Reducing Sedimentation on the Boardman River Through Greater Public Involvement
Grand Traverse Soil and Water Conservation District
Basin Program Funds:
A 1991 study entitled Boardman River Watershed Report identified over 600 eroded
sites along the Boardman River and its tributaries; 85% of these sites are the
result of human activity. The sediment entering the river from these sites has
significantly degraded the productivity of this state-designated "Blue Ribbon"
trout stream and has negatively impacted the recreational opportunities offered
by the river. In addition to correcting these problems, long term protection
of the area's soil and water resources as well as improved riparian landowner
and user group stewardship is imperative.
The goal of this program was to reduce sedimentation and water quality degradation
in the Boardman River Watershed through greater public involvement by: (1) providing
hands-on opportunities for students, riparian landowners, and user groups to
stabilize and revegetate stream bank erosion sites within the watershed; and
(2) conducting an interactive river ecology workshop for the general public
where they will improve their understanding of river system dynamics and how
their individual actions may affect a river.
Restoration of the Boardman River is an ongoing project and the
focus of national attention. Through a Section 319 grant from the Michigan Department
of Natural Resources, a successful grant (1994) from the Great Lakes Commission,
and with local support from over 200 partners, the District has restored 108
of 600 identified erosion sites since 1993. This had stopped an estimated 1,500
tons of sand from entering the Boardman River System each year. To complement
this effort and look toward the future, the current project will increase public
involvement in the process through the hands-on opportunities and interactive
workshop mentioned above.
: The following work was completed to provide
hands-on opportunities for riparian landowners and user groups to stabilize
and revegetate stream bank erosion sites within the watershed. Over 75 people
including landowners, Trout Unlimited members, employees from local businesses,
students from the Ausable Institute, and eighth graders from Kingsley School
restored fourteen sites. This work consisted of:
- Placing 190 tons of rip-rap and 110 cubic yards of top soil on three actively
- Placing 50 feet of fish habitat structure and 40 feet of whole-tree revetment
at these sites.
- Restoring a severely eroding recreational access site on state land and
placing 5 cubic yards of rip-rap on an associated eroding bank.
- Restoring the remaining sites with rip-rap, top soil, vegetation, and
- Earth Day activities involving 23 eighth graders.
- Restoration by 15 students from the Ausable Institute using whole-tree
revetment and top-soil on the North Branch of the Boardman River.
Objective B: In an effort to heighten public knowledge
and awareness concerning river ecology two workshops were held.

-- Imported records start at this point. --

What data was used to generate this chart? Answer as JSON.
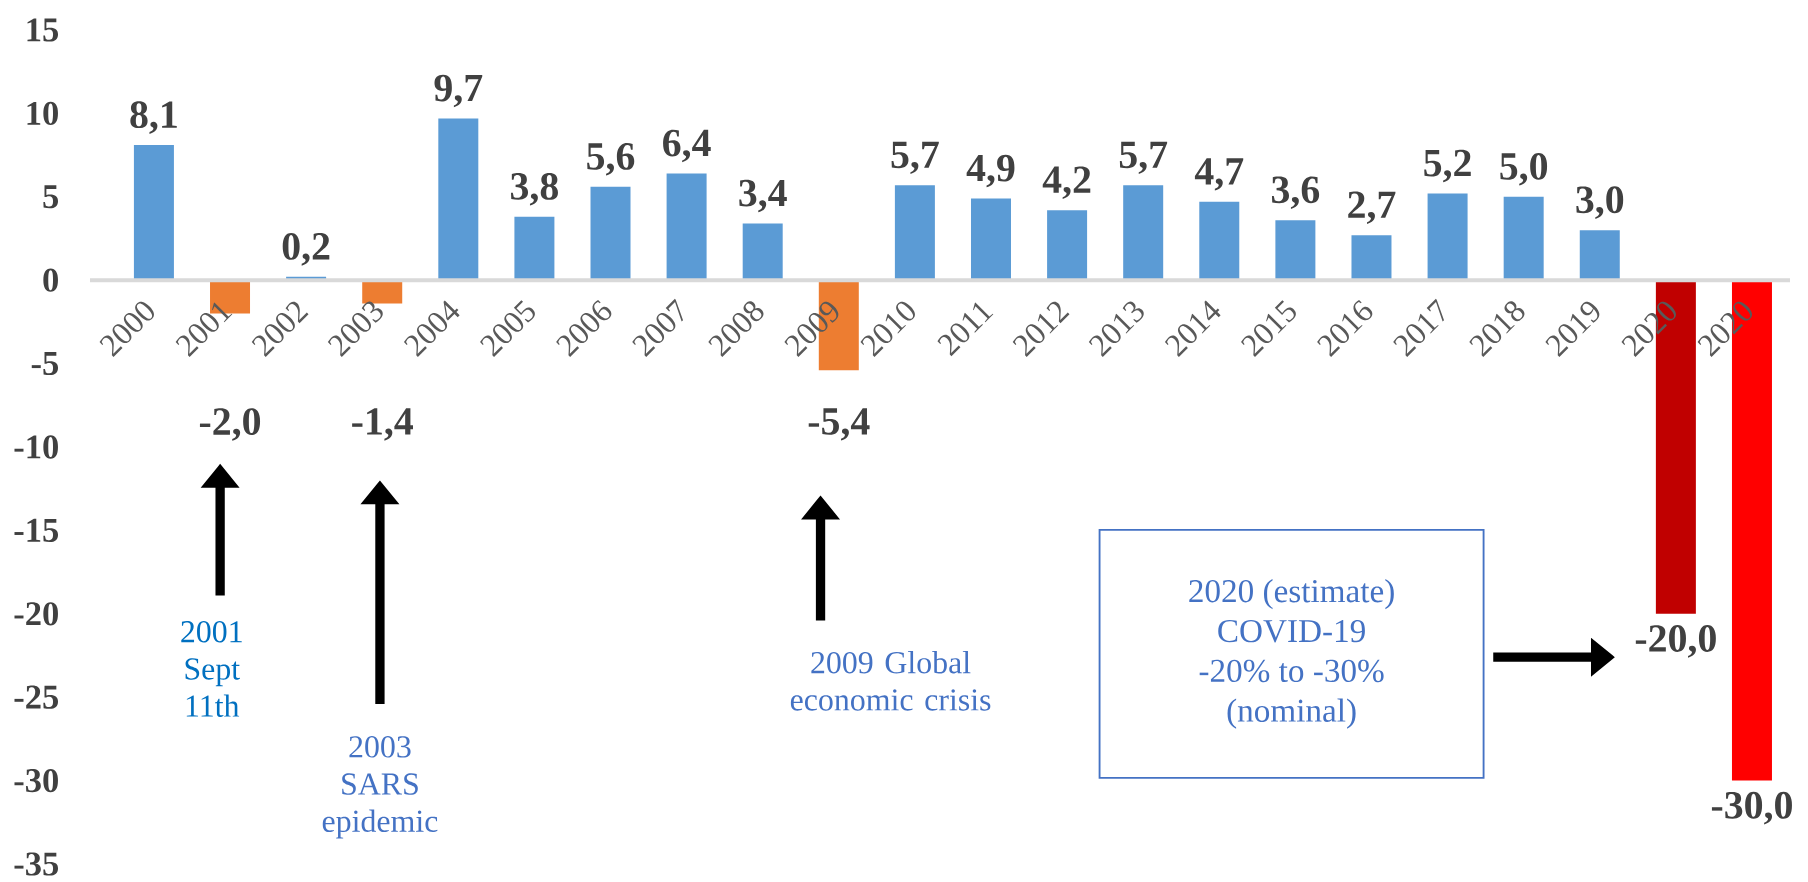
{
  "chart_data": {
    "type": "bar",
    "categories": [
      "2000",
      "2001",
      "2002",
      "2003",
      "2004",
      "2005",
      "2006",
      "2007",
      "2008",
      "2009",
      "2010",
      "2011",
      "2012",
      "2013",
      "2014",
      "2015",
      "2016",
      "2017",
      "2018",
      "2019",
      "2020",
      "2020"
    ],
    "values": [
      8.1,
      -2.0,
      0.2,
      -1.4,
      9.7,
      3.8,
      5.6,
      6.4,
      3.4,
      -5.4,
      5.7,
      4.9,
      4.2,
      5.7,
      4.7,
      3.6,
      2.7,
      5.2,
      5.0,
      3.0,
      -20.0,
      -30.0
    ],
    "colors": [
      "#5b9bd5",
      "#ed7d31",
      "#5b9bd5",
      "#ed7d31",
      "#5b9bd5",
      "#5b9bd5",
      "#5b9bd5",
      "#5b9bd5",
      "#5b9bd5",
      "#ed7d31",
      "#5b9bd5",
      "#5b9bd5",
      "#5b9bd5",
      "#5b9bd5",
      "#5b9bd5",
      "#5b9bd5",
      "#5b9bd5",
      "#5b9bd5",
      "#5b9bd5",
      "#5b9bd5",
      "#c00000",
      "#ff0000"
    ],
    "value_labels": [
      "8,1",
      "-2,0",
      "0,2",
      "-1,4",
      "9,7",
      "3,8",
      "5,6",
      "6,4",
      "3,4",
      "-5,4",
      "5,7",
      "4,9",
      "4,2",
      "5,7",
      "4,7",
      "3,6",
      "2,7",
      "5,2",
      "5,0",
      "3,0",
      "-20,0",
      "-30,0"
    ],
    "ylim": [
      -35,
      15
    ],
    "yticks": [
      -35,
      -30,
      -25,
      -20,
      -15,
      -10,
      -5,
      0,
      5,
      10,
      15
    ],
    "annotations": [
      "2001 Sept 11th",
      "2003 SARS epidemic",
      "2009 Global economic crisis",
      "2020 (estimate)",
      "COVID-19",
      "-20% to -30%",
      "(nominal)"
    ]
  }
}
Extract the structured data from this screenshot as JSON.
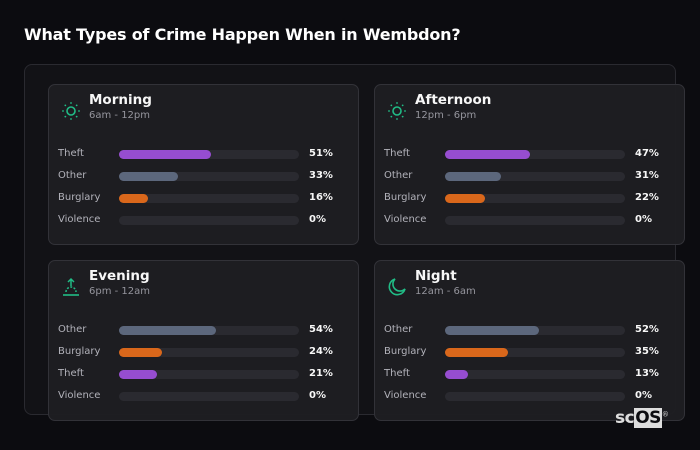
{
  "title": "What Types of Crime Happen When in Wembdon?",
  "colors": {
    "Theft": "#9b4fd6",
    "Other": "#5f6a80",
    "Burglary": "#e06a1c",
    "Violence": "#5f6a80",
    "icon": "#22c28a"
  },
  "chart_data": [
    {
      "type": "bar",
      "title": "Morning",
      "subtitle": "6am - 12pm",
      "icon": "sun-icon",
      "categories": [
        "Theft",
        "Other",
        "Burglary",
        "Violence"
      ],
      "values": [
        51,
        33,
        16,
        0
      ],
      "labels": [
        "51%",
        "33%",
        "16%",
        "0%"
      ],
      "ylim": [
        0,
        100
      ]
    },
    {
      "type": "bar",
      "title": "Afternoon",
      "subtitle": "12pm - 6pm",
      "icon": "sun-icon",
      "categories": [
        "Theft",
        "Other",
        "Burglary",
        "Violence"
      ],
      "values": [
        47,
        31,
        22,
        0
      ],
      "labels": [
        "47%",
        "31%",
        "22%",
        "0%"
      ],
      "ylim": [
        0,
        100
      ]
    },
    {
      "type": "bar",
      "title": "Evening",
      "subtitle": "6pm - 12am",
      "icon": "sunset-icon",
      "categories": [
        "Other",
        "Burglary",
        "Theft",
        "Violence"
      ],
      "values": [
        54,
        24,
        21,
        0
      ],
      "labels": [
        "54%",
        "24%",
        "21%",
        "0%"
      ],
      "ylim": [
        0,
        100
      ]
    },
    {
      "type": "bar",
      "title": "Night",
      "subtitle": "12am - 6am",
      "icon": "moon-icon",
      "categories": [
        "Other",
        "Burglary",
        "Theft",
        "Violence"
      ],
      "values": [
        52,
        35,
        13,
        0
      ],
      "labels": [
        "52%",
        "35%",
        "13%",
        "0%"
      ],
      "ylim": [
        0,
        100
      ]
    }
  ],
  "logo": {
    "text_a": "sc",
    "text_b": "OS",
    "mark": "®"
  }
}
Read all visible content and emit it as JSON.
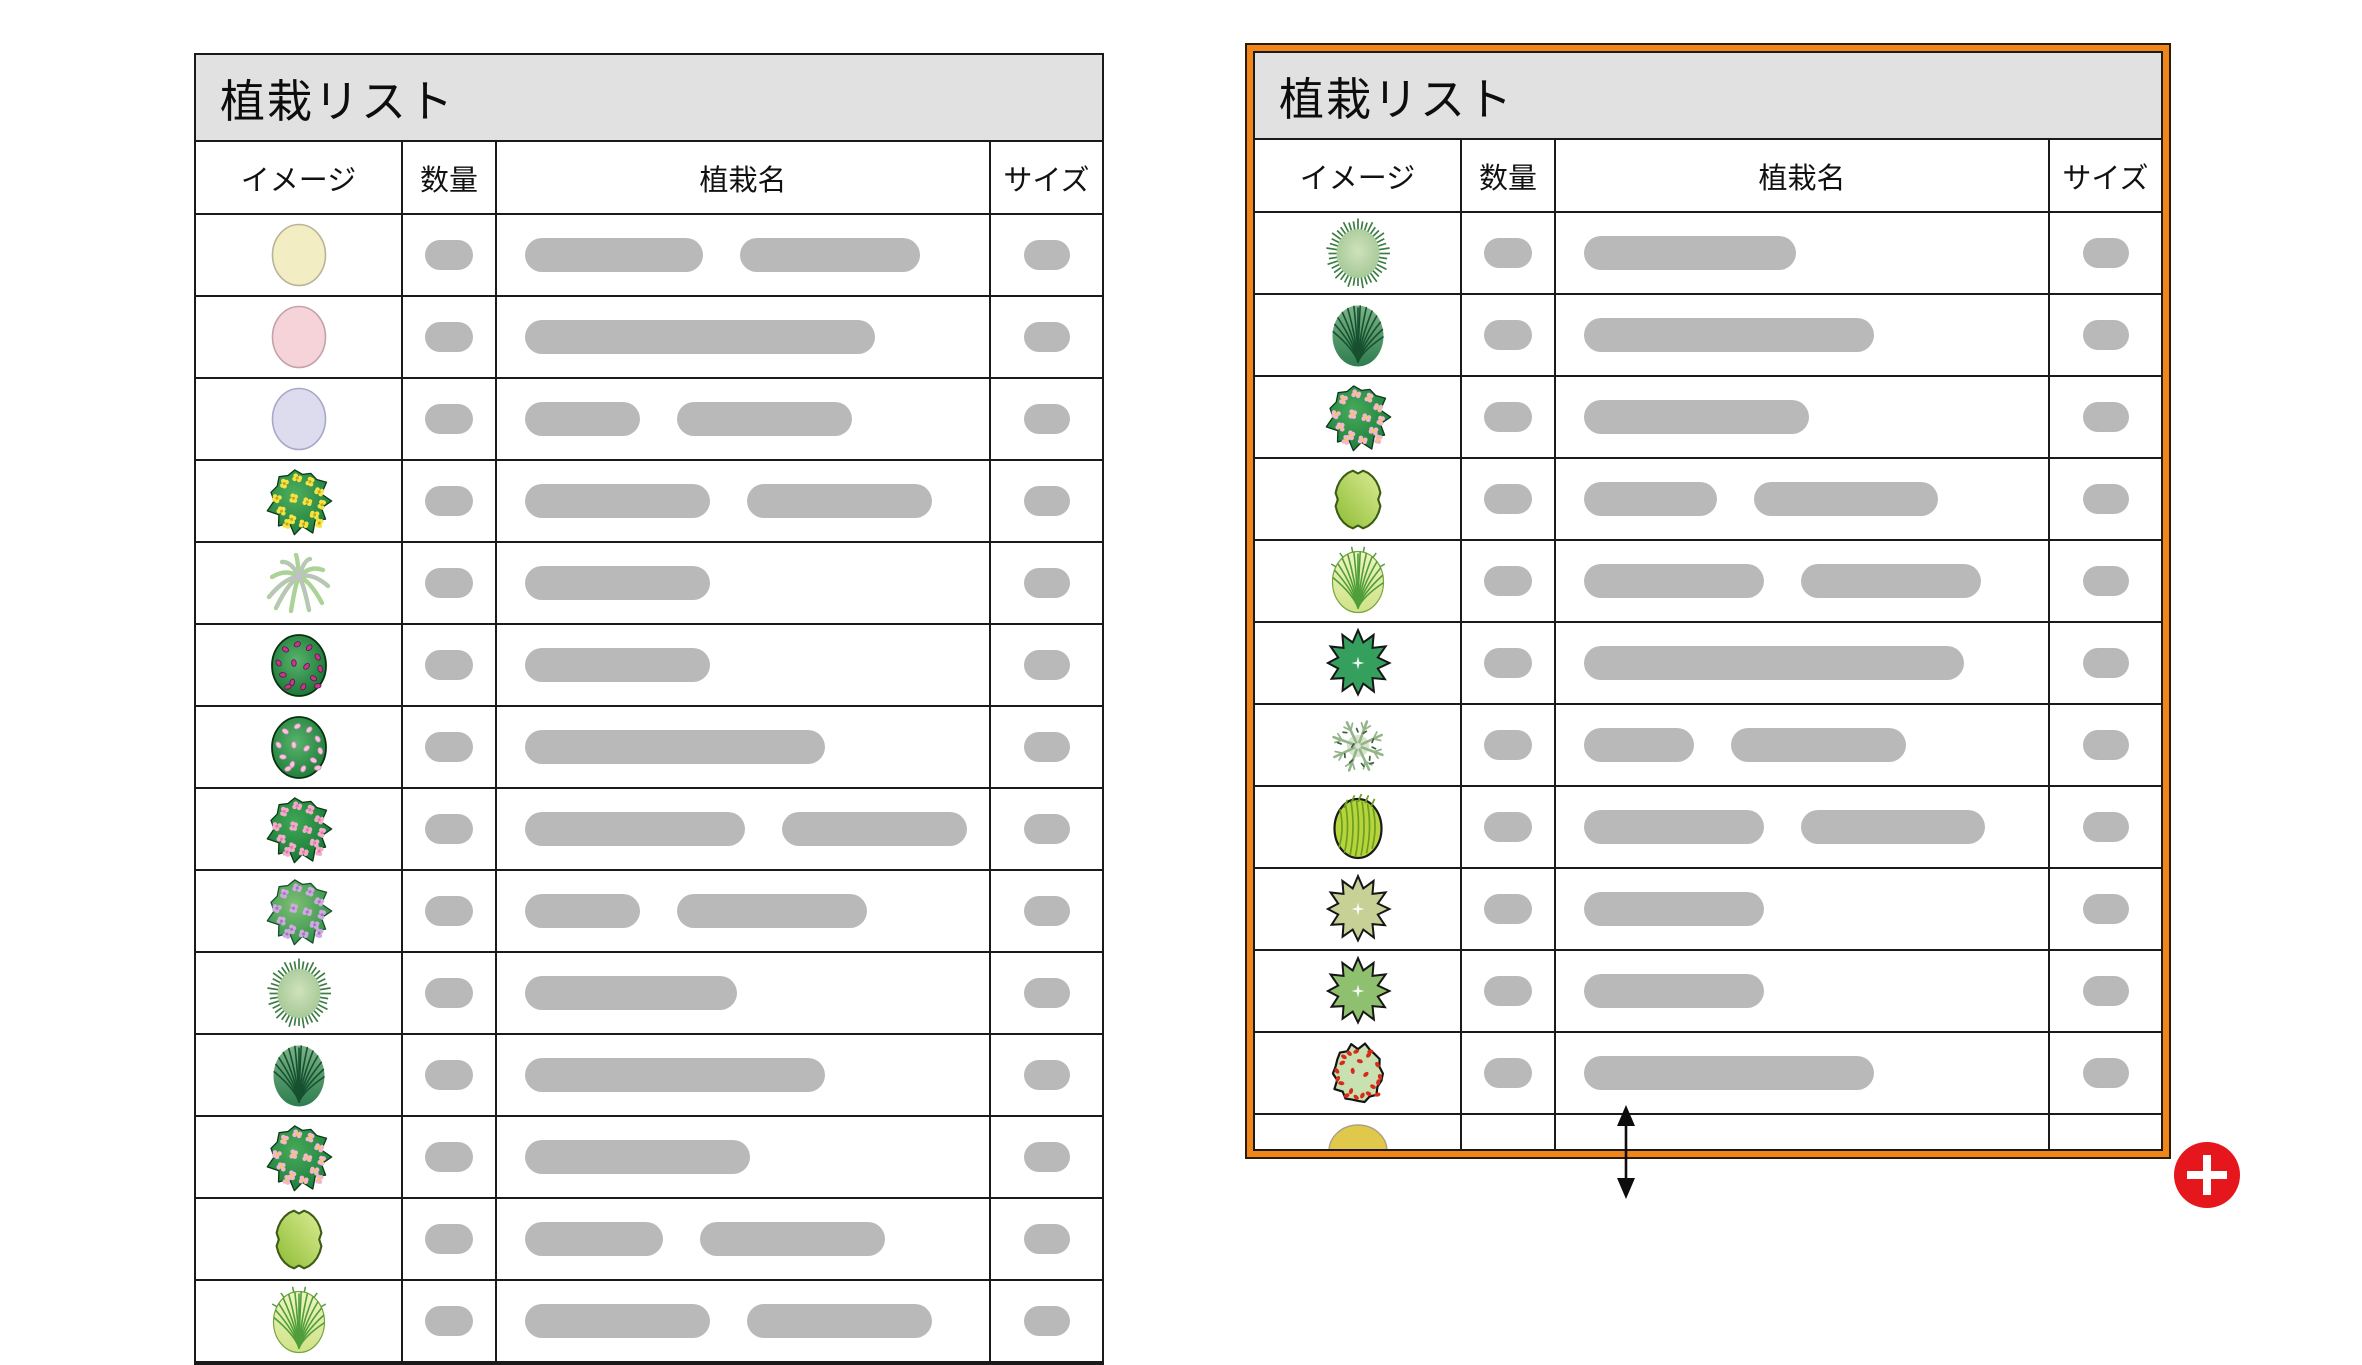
{
  "colors": {
    "selection_border": "#f0861a",
    "grid_line": "#1a1a1a",
    "title_bar_bg": "#e1e1e1",
    "placeholder_pill": "#b9b9b9",
    "add_button": "#e5171d",
    "resize_arrow": "#0d0d0d"
  },
  "tables": {
    "left": {
      "title": "植栽リスト",
      "columns": [
        "イメージ",
        "数量",
        "植栽名",
        "サイズ"
      ],
      "selected": false,
      "rows": [
        {
          "icon": "circle-pale-yellow",
          "name_pills": [
            178,
            180
          ]
        },
        {
          "icon": "circle-pink",
          "name_pills": [
            350
          ]
        },
        {
          "icon": "circle-lavender",
          "name_pills": [
            115,
            175
          ]
        },
        {
          "icon": "bush-yellow-flowers",
          "name_pills": [
            185,
            185
          ]
        },
        {
          "icon": "palm-plant",
          "name_pills": [
            185
          ]
        },
        {
          "icon": "dotted-circle-magenta",
          "name_pills": [
            185
          ]
        },
        {
          "icon": "dotted-circle-pink",
          "name_pills": [
            300
          ]
        },
        {
          "icon": "bush-pink-flowers",
          "name_pills": [
            220,
            185
          ]
        },
        {
          "icon": "bush-violet-flowers",
          "name_pills": [
            115,
            190
          ]
        },
        {
          "icon": "spiky-grass-circle",
          "name_pills": [
            212
          ]
        },
        {
          "icon": "mound-plant",
          "name_pills": [
            300
          ]
        },
        {
          "icon": "bush-pink-yellow-flowers",
          "name_pills": [
            225
          ]
        },
        {
          "icon": "smooth-blob-shrub",
          "name_pills": [
            138,
            185
          ]
        },
        {
          "icon": "light-palm-grass",
          "name_pills": [
            185,
            185
          ]
        }
      ]
    },
    "right": {
      "title": "植栽リスト",
      "columns": [
        "イメージ",
        "数量",
        "植栽名",
        "サイズ"
      ],
      "selected": true,
      "rows": [
        {
          "icon": "spiky-grass-circle",
          "name_pills": [
            212
          ]
        },
        {
          "icon": "mound-plant",
          "name_pills": [
            290
          ]
        },
        {
          "icon": "bush-pink-yellow-flowers",
          "name_pills": [
            225
          ]
        },
        {
          "icon": "smooth-blob-shrub",
          "name_pills": [
            133,
            184
          ]
        },
        {
          "icon": "light-palm-grass",
          "name_pills": [
            180,
            180
          ]
        },
        {
          "icon": "star-shrub-green",
          "name_pills": [
            380
          ]
        },
        {
          "icon": "snowflake-plant",
          "name_pills": [
            110,
            175
          ]
        },
        {
          "icon": "grass-oval",
          "name_pills": [
            180,
            184
          ]
        },
        {
          "icon": "star-shrub-pale",
          "name_pills": [
            180
          ]
        },
        {
          "icon": "star-shrub-light",
          "name_pills": [
            180
          ]
        },
        {
          "icon": "red-dotted-shrub",
          "name_pills": [
            290
          ]
        }
      ],
      "partial_row": {
        "icon": "mound-yellow"
      }
    }
  },
  "icon_defs": {
    "circle-pale-yellow": {
      "kind": "circle",
      "fill": "#f2edc2",
      "stroke": "#b9b49a"
    },
    "circle-pink": {
      "kind": "circle",
      "fill": "#f6d3d9",
      "stroke": "#c5a2ab"
    },
    "circle-lavender": {
      "kind": "circle",
      "fill": "#dddcee",
      "stroke": "#a9a8c8"
    },
    "bush-yellow-flowers": {
      "kind": "flowerBush",
      "light": "#4fae5c",
      "dark": "#1b7c3d",
      "edge": "#0b3a18",
      "flower": "#f6e243",
      "center": "#caa616"
    },
    "palm-plant": {
      "kind": "palmTop",
      "leaf": "#abd297",
      "stem": "#c9b8dc"
    },
    "dotted-circle-magenta": {
      "kind": "dottedCircle",
      "light": "#58b46b",
      "dark": "#177434",
      "dot": "#c23b8b",
      "dotEdge": "#63104a"
    },
    "dotted-circle-pink": {
      "kind": "dottedCircle",
      "light": "#58b46b",
      "dark": "#1d7c3a",
      "dot": "#f3c8dc",
      "dotEdge": "#d387b3"
    },
    "bush-pink-flowers": {
      "kind": "flowerBush",
      "light": "#3fa855",
      "dark": "#157534",
      "edge": "#0b3a18",
      "flower": "#f2abcb",
      "center": "#e27ba8"
    },
    "bush-violet-flowers": {
      "kind": "flowerBush",
      "light": "#7cbf73",
      "dark": "#2f8f4a",
      "edge": "#19512a",
      "flower": "#cfa9e0",
      "center": "#a175c2"
    },
    "spiky-grass-circle": {
      "kind": "spikyCircle",
      "light": "#cfe2bb",
      "mid": "#a3c794",
      "spike": "#3c7d43"
    },
    "mound-plant": {
      "kind": "fountain",
      "top": "#7cb389",
      "bottom": "#2e7d4e",
      "line": "#17502f"
    },
    "bush-pink-yellow-flowers": {
      "kind": "flowerBush",
      "light": "#46aa58",
      "dark": "#1a7c3c",
      "edge": "#0b3a18",
      "flower": "#f3b5cf",
      "center": "#f0d041"
    },
    "smooth-blob-shrub": {
      "kind": "smoothBlob",
      "light": "#dcec95",
      "dark": "#8cbc33",
      "edge": "#3b5c12"
    },
    "light-palm-grass": {
      "kind": "fountain",
      "top": "#eef4c0",
      "bottom": "#cfe387",
      "line": "#4f9e3b",
      "outline": "#79a33f",
      "hairs": true
    },
    "star-shrub-green": {
      "kind": "star",
      "fill": "#35a05e"
    },
    "snowflake-plant": {
      "kind": "snowflake",
      "center": "#d8e4cd",
      "branch": "#94b589",
      "fleck": "#3e5e3e"
    },
    "grass-oval": {
      "kind": "grassOval",
      "fill": "#b6d53d",
      "blade": "#6d9d20"
    },
    "star-shrub-pale": {
      "kind": "star",
      "fill": "#c7d095"
    },
    "star-shrub-light": {
      "kind": "star",
      "fill": "#8fc070"
    },
    "red-dotted-shrub": {
      "kind": "dottedBlob",
      "fill": "#c9e0b1",
      "dot": "#d52b1a"
    },
    "mound-yellow": {
      "kind": "halfMound",
      "fill": "#e0c84a",
      "stroke": "#a9a18a"
    }
  },
  "controls": {
    "add_button": {
      "glyph": "+",
      "color": "#e5171d"
    },
    "resize_arrow": {
      "direction": "vertical",
      "color": "#0d0d0d"
    }
  }
}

These workshops
addressed issues including laws affecting rivers, the importance of aquatic
insects, and the principles of river ecology and geomorphic processes. One workshop
involved 450 students attending the second annual Student River Congress conducted
by the Grand Traverse Bay Watershed Initiative. A model stream, constructed
with this grant, was used to demonstrate river processes and simulate restoration
techniques. The second workshop, a daylong event held along the banks of the
Boardman River, involved 1,500 people learning about river ecology.
Objective A: The project team estimated that 115 tons of soil and an
associated 193 pounds of nitrogen and 97 pounds of phosphorus are prevented
from entering the Boardman River each year as a result of these projects. As
well, a total of 756 linear feet of stream bank were treated, 6,460 square feet
of vegetative stabilization was added, and 96 linear feet of fish lunker structures
Objective B: The project reached almost 2,000 people through
the Boardman River ecology workshops.
Evaluation of the success of the Boardman River Restoration Project
continues and this information is shared with other resource management groups
around the state. Great Lakes Basin Program funds helped involve volunteers
in the restoration activities at over 20 erosion sites. Results have been reported
in the District newsletter and in the new Boardman River Project newsletter
Boardman Currents. The final results were presented at the Michigan Association
of Conservation Districts 1997 annual convention.